Los Angeles Chargers quarterback Philip Rivers is now 0-8 in his career against Tom Brady after 41-28 loss Sunday in the AFC Divisional round.
That didn’t change on Sunday, as the Chargers fell to the New England Patriots 41-28 in their AFC Divisional round matchup in Foxborough. Rivers, hurried and pressure all game by the Patriots defense, finished the game completing less than 50 per cent of his passes while throwing for 331 yards, three touchdowns and an interception. Most of his stats were compiled in the second half, as Rivers was held to 121 yards while the Patriots built up a 35-7 lead by halftime.
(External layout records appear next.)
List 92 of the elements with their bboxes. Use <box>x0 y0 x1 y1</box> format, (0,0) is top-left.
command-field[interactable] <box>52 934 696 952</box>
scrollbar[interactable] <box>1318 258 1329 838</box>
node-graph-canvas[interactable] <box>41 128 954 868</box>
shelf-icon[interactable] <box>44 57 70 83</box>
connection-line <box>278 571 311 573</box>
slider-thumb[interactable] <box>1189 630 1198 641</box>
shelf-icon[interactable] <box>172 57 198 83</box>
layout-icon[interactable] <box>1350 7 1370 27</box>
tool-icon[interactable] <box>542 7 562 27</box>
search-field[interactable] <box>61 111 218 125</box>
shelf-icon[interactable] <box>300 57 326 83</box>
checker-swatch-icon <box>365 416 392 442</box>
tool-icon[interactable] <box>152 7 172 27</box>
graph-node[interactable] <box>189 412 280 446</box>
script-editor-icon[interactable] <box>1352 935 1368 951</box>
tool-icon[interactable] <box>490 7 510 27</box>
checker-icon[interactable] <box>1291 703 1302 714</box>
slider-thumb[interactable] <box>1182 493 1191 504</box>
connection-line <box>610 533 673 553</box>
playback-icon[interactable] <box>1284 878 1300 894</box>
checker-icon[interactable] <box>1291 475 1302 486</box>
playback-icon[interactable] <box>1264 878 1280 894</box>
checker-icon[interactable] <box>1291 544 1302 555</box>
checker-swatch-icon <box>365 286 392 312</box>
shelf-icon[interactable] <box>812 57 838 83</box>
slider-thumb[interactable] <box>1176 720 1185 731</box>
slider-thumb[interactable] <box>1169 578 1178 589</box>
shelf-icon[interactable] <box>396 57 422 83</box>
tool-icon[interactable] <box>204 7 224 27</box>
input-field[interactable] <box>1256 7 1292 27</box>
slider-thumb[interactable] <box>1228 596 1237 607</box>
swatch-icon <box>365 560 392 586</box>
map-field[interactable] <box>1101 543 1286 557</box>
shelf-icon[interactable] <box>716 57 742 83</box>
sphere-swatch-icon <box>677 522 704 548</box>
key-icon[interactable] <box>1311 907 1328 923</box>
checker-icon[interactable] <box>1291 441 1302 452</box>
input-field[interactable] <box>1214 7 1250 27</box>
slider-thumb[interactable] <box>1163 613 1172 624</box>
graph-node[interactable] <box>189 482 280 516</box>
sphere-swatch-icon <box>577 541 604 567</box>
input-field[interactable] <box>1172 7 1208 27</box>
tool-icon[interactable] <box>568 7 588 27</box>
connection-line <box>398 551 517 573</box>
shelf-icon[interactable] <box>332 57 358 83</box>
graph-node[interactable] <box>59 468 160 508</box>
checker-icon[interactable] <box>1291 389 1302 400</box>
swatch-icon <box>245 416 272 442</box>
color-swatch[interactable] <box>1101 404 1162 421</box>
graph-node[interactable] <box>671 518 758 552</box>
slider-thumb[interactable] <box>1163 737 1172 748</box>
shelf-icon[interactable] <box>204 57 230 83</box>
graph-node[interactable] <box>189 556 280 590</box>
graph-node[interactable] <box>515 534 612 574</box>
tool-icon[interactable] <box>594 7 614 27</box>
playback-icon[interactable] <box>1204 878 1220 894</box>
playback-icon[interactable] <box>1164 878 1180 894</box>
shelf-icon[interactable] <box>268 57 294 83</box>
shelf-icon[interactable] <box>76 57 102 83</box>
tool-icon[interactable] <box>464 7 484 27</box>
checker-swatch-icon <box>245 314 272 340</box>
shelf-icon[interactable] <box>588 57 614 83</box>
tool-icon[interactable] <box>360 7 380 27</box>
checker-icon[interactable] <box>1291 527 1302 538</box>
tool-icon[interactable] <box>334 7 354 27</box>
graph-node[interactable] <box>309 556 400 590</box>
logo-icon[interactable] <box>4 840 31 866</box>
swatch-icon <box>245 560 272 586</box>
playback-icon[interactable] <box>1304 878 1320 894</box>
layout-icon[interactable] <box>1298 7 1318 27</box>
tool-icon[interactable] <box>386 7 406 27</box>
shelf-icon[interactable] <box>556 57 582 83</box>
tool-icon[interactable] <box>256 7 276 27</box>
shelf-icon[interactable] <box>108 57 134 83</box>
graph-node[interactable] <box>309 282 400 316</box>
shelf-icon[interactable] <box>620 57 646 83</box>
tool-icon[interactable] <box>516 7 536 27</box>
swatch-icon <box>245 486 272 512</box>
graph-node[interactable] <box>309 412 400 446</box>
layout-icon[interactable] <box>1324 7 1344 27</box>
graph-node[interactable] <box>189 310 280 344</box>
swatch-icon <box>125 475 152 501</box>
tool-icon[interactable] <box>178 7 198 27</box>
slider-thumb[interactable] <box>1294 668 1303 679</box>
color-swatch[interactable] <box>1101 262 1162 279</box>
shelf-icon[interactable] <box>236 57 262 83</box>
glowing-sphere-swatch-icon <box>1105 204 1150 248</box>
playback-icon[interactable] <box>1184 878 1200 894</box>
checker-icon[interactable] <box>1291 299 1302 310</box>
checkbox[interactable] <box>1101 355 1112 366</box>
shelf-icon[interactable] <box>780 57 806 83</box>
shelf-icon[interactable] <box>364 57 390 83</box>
Rivers is now 0-8 in his career against Brady, including the playoffs (his only win against the Patriots came in 2008 when Brady was injured). Three of those defeats have come in the postseason. In 2006, Rivers’ first as a starter, the Chargers went 14-2 and led the Patriots 21-13 in the fourth quarter of the Divisional round; the Patriots went on to win 24-21. A year later Rivers gamely took the field with a torn-up knee as the Chargers played New England in the AFC Championship. The Patriots won again, this time 21-12.
Eleven years after their last matchup, Rivers was looking forward to exorcising his demons against the Patriots this week and burnishing his legacy.
“It’s tough. I was excited this week. I was excited to come back here,” he said at his post-game press conference. “It was an emotional week a little bit, just being back here in the postseason after being here eleven years ago.”
By almost any measure Rivers is one of the greatest quarterbacks to play the game. He ranks eighth all-time in passing yards, sixth in touchdowns. But the absence of a Super Bowl title remains a mark against his legacy. This was his 11th playoff start, the most by a quarterback without a Super Bowl appearance.
He may never get a better opportunity to remove that black mark from his record than he had this year. The Chargers went 12-4, tied with Kansas City for the best record in the AFC. They went 9-1 on the road, their only loss coming in a crosstown matchup with the Los Angeles Rams. At 37, Rivers had one of the best years of his career. His 68.3 completion percentage was his best in five years. His 105.5 passer rating tied a career-high.
Still, that means nothing after yet another disappointing playoff run. Rivers knows as much as anybody how hard it is just getting to this point; the Chargers were making their first playoff appearance since 2013. To once again miss a chance at a career-defining title, Rivers admits, will take him a while to get over.
“It is emotional just because I think you know how hard it is to get to Jan. 13 and be in a playoff game. You’re talking about an eight, nine-month deal,” he said. “To come up short again is tough.”
Rivers may not be a Super Bowl champion, but you also can’t call him a quitter. Even facing a big deficit against the Patriots, he continued to rally his team until the final whistle. “We’re going to fight until the end. At least we can say we did that,” he said. “It doesn’t count for much at this point, but in the scheme of things it counts a whole lot.”
That trademark competitiveness may turn out to be his final legacy in the game when his career is done.